TCM is not only an asset of ancient Chinese science, but also a key to open the treasure house of Chinese civilization, said Fang Jiangshan, deputy cheif editor of People’s Daily that serves as council chair of the BRNN.

 

Modernization and internationalization of TCM in the past few years has fully demonstrated mutual learning advocated by the Silk Road spirit, Fang added.

 

The museum exhibited TCM diagnostic instruments, and rolled out activities such as pulse feeling and massage in the experience area. Media representatives learnt how to smash and package Chinese herbal medicine on the site.

 

Thonglor Duangsavanh, director general of Lao Press in Foreign Languages, said that his fingers and knees ache every time he eats sea food, which gets worsening when it rains.

 

A Chinese doctor named Chen Meijun made him a Chinese herbal prescription and said that these medicine could remove cold and dampness in his body. Along with finger stretching, Duangsavanh’s symptons will be effectively mitigated.

 

A journalist named Eleonora Gonen with Russian Gazette said she was planning to write an article on TCM. Modernization of TCM would be a great perspective, in which she believes Russian people would be interested.

 

“People live under much pressure in the modern world.
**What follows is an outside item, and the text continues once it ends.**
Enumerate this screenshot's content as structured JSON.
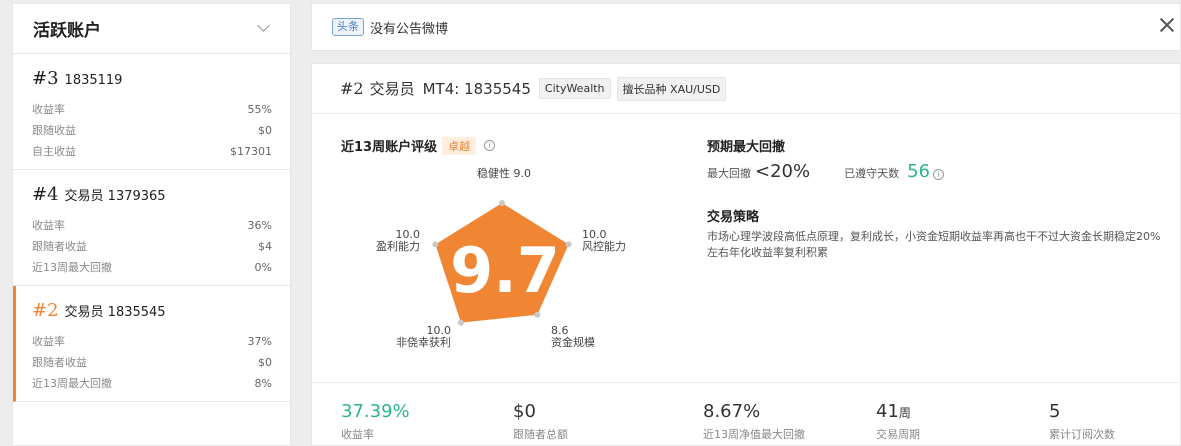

Critical thinking-focused TCM could give us some inspiration on disease prevention, rehabiliation and health care, ” said a journalist with Lao Press in Foreign Languages, adding that the TCM experience in the museum represents another cultural exchange.

 

Nowadays, TCM has been spread to 183 countries and regions, becoming a significant area of health coopeation between BRI countries.

 

Tu Zhitao, director of Beijing Administration of Traditional Chinese Medicine, expressed his hope for repersentatives from the BRNN to further boost innovation and exchanges on health policies of BRI countries through the media convergence platforms.